With 2015 already in the background, you should be looking ahead to having an active and profitable 2016. While every advisor aspires to expand their practice in the New Year, it takes more than hope to achieve consistent, exponential growth.
You need a plan, and that plan should be built upon a measurable foundation. If you do the right math, you can illuminate the steps you need to take to reach the new heights you desire.
Start by having an honest conversation with yourself. You likely have a business plan, but sticking to it and acting upon it can be difficult for a number of reasons. For 2016, challenge yourself to not only identify the path you need to take but to take the steps necessary to achieve your goals.
Let’s start with two questions: How much revenue did you generate in 2015, and how much would you like to generate in 2016?
Next, be honest with yourself. Are you going to put in the leg work? The difference between these questions gives us the ground you need to cover to reach your goal.
Next, find your average revenue per new client to estimate how many new clients you need to acquire in 2016 to reach your goal. Within reason, we can assume that if you do next year what you did last year, you can expect to see about the same results. The plan we are going to make will address that new growth that you desire.

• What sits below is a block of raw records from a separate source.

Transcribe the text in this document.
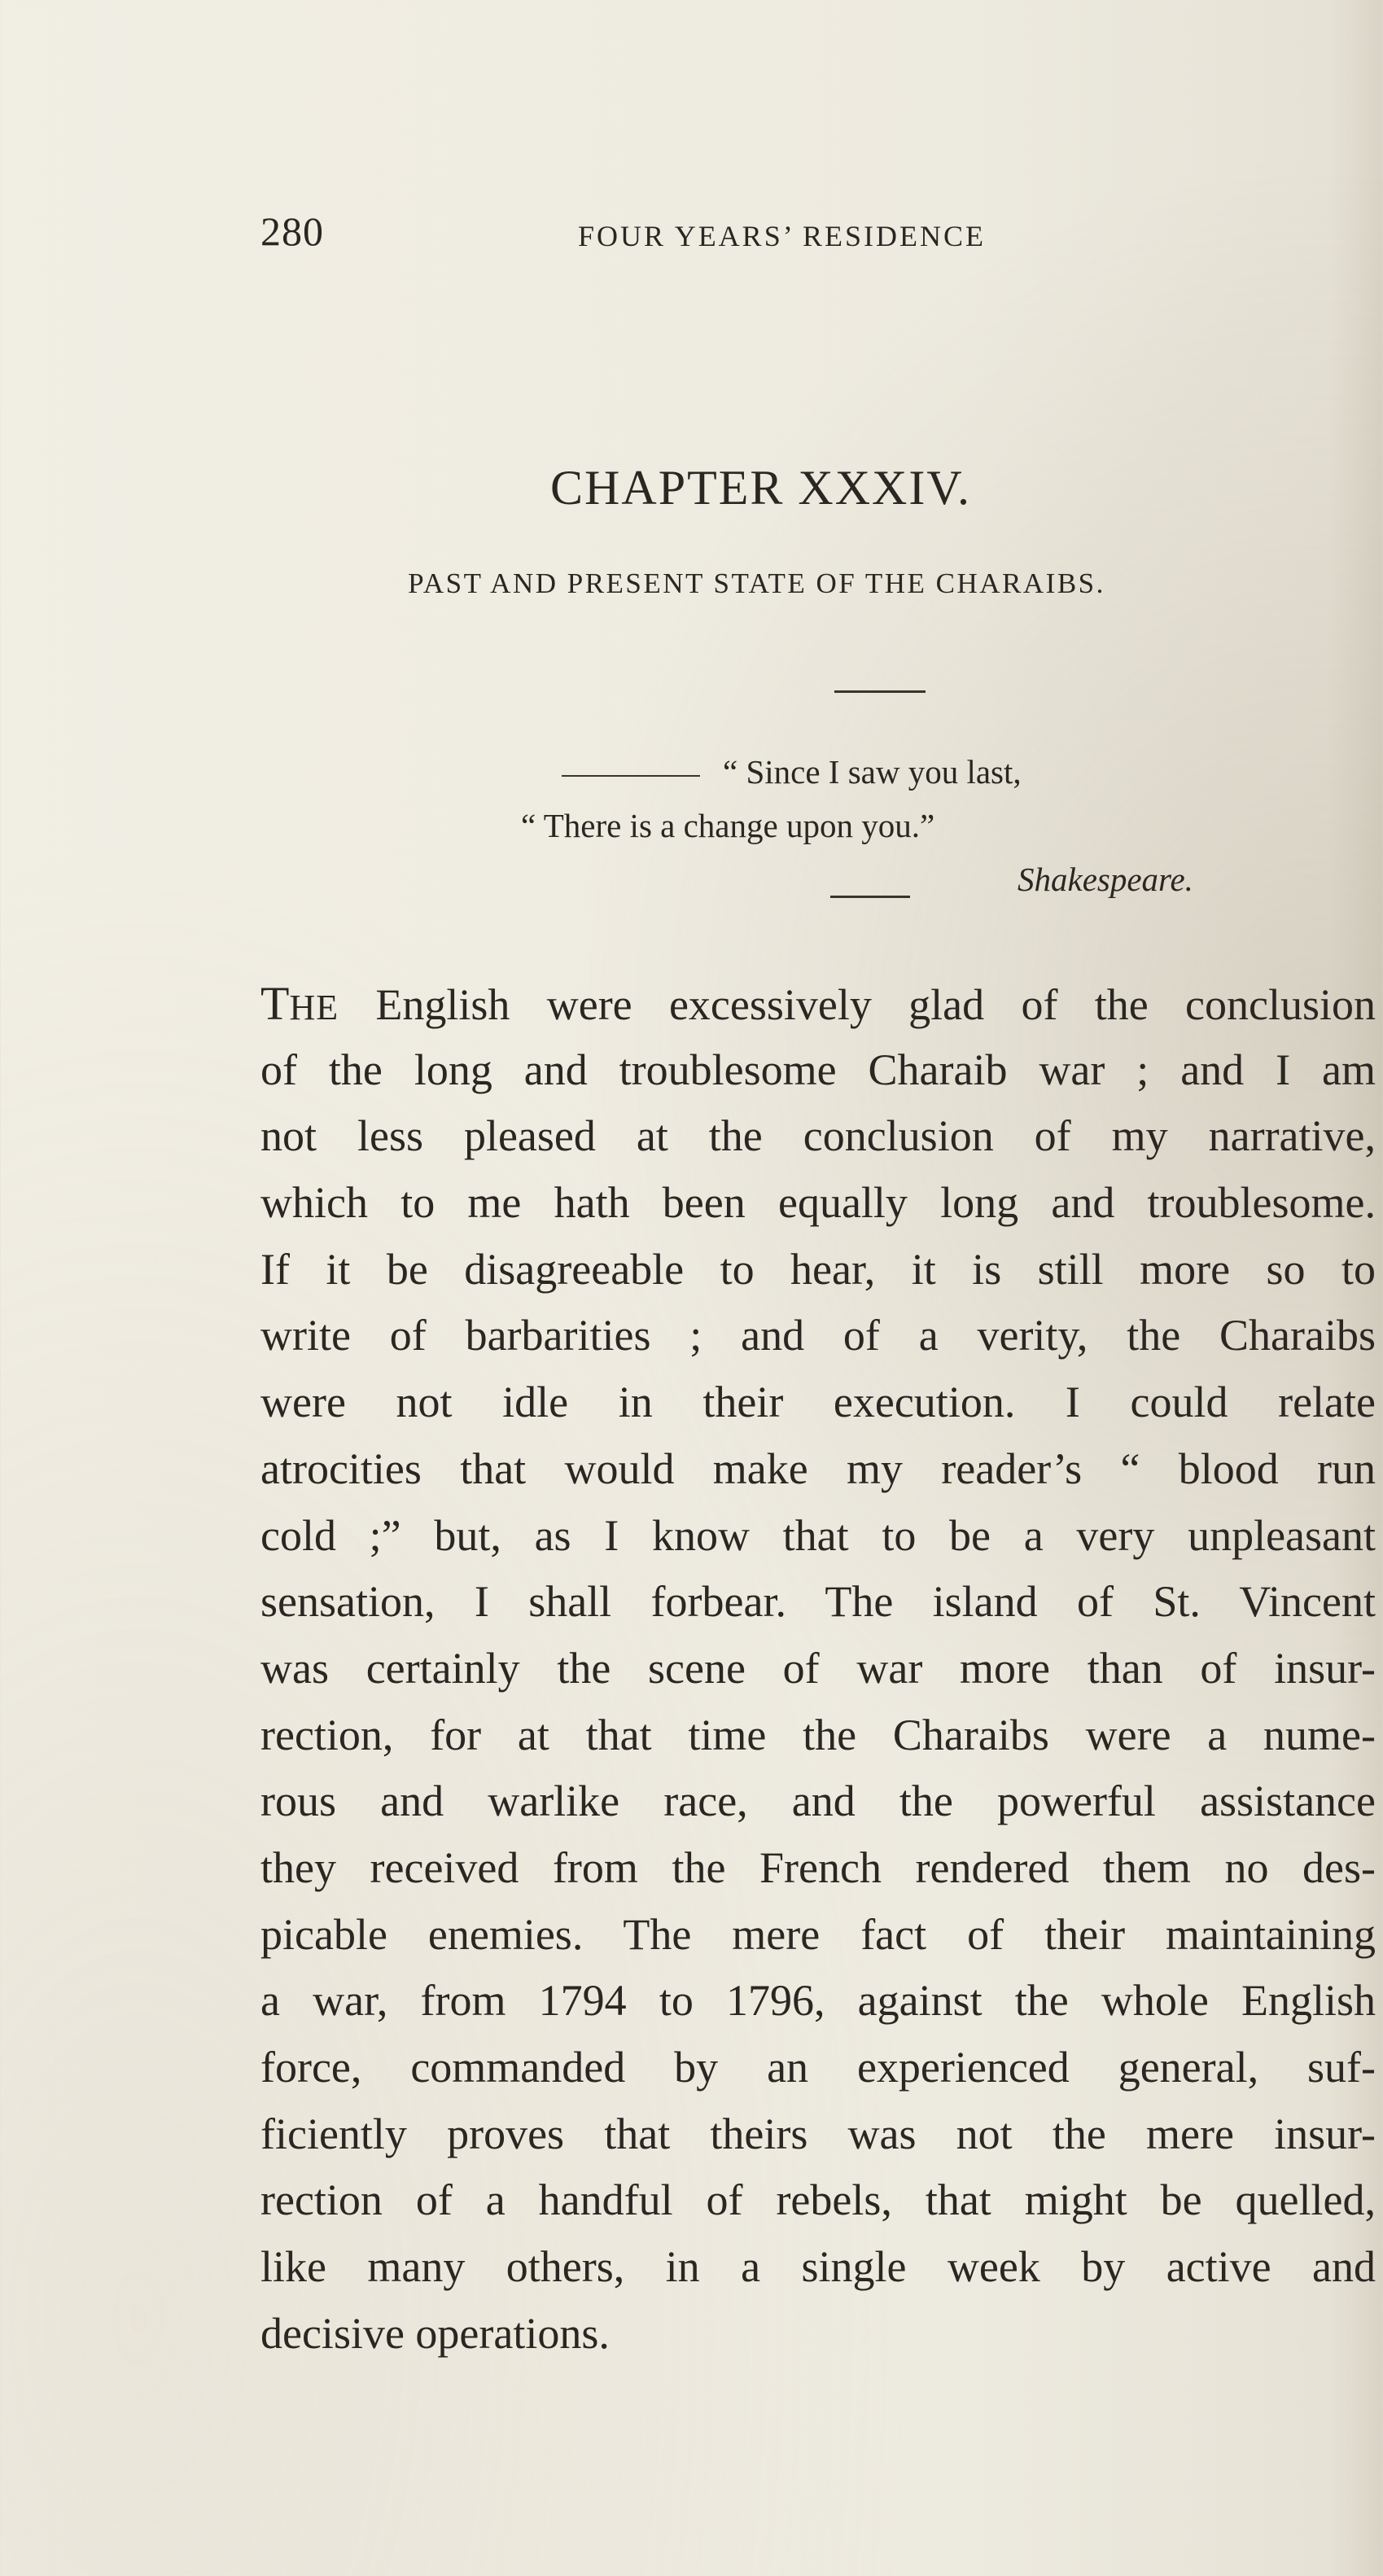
280	FOUR YEARS’ RESIDENCE
CHAPTER XXXIV.
PAST AND PRESENT STATE OF THE CHARAIBS.
“ Since I saw you last,
“ There is a change upon you.”
Shakespeare.
THE English were excessively glad of the conclusion
of the long and troublesome Charaib war ; and I am
not less pleased at the conclusion of my narrative,
which to me hath been equally long and troublesome.
If it be disagreeable to hear, it is still more so to
write of barbarities ; and of a verity, the Charaibs
were not idle in their execution. I could relate
atrocities that would make my reader’s “ blood run
cold ;” but, as I know that to be a very unpleasant
sensation, I shall forbear. The island of St. Vincent
was certainly the scene of war more than of insur-
rection, for at that time the Charaibs were a nume-
rous and warlike race, and the powerful assistance
they received from the French rendered them no des-
picable enemies. The mere fact of their maintaining
a war, from 1794 to 1796, against the whole English
force, commanded by an experienced general, suf-
ficiently proves that theirs was not the mere insur-
rection of a handful of rebels, that might be quelled,
like many others, in a single week by active and
decisive operations.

All of this is straightforward, and most advisors get this far, but our aim is to understand the steps you need to take to make those sales figures a reality. You know how many new clients you need, yes, but what will you do to get them?
You might get some referrals. Those can be lucrative, but they are not dependable. You cannot accurately predict how many referrals you will receive. Stimulating that activity should still be part of your plan, of course, but the results will be far too inconsistent to become the sole piece of a reliable new business strategy.
If you want new business, you have to find it. This is where new business math gets interesting. How much leg work will you have to do to get the sales that you need?
Really. Be honest here.
One of the producers we’ve met through our work tells a story of getting his start (in the early 90s). He describes building a list of 500 leads and the grind of cold calling one after the other. Out of 500, he would set an average of 12 appointments. Four of those 12 would meet, and one sale would ultimately be made. 12-4-1… Week in… Week out…
How much time it takes to develop new business from scratch is a metric that many advisors don’t track. We do. We know that a salesperson that specializes in cold calls needs about 50 hours of cold calling per month to set up six appointments.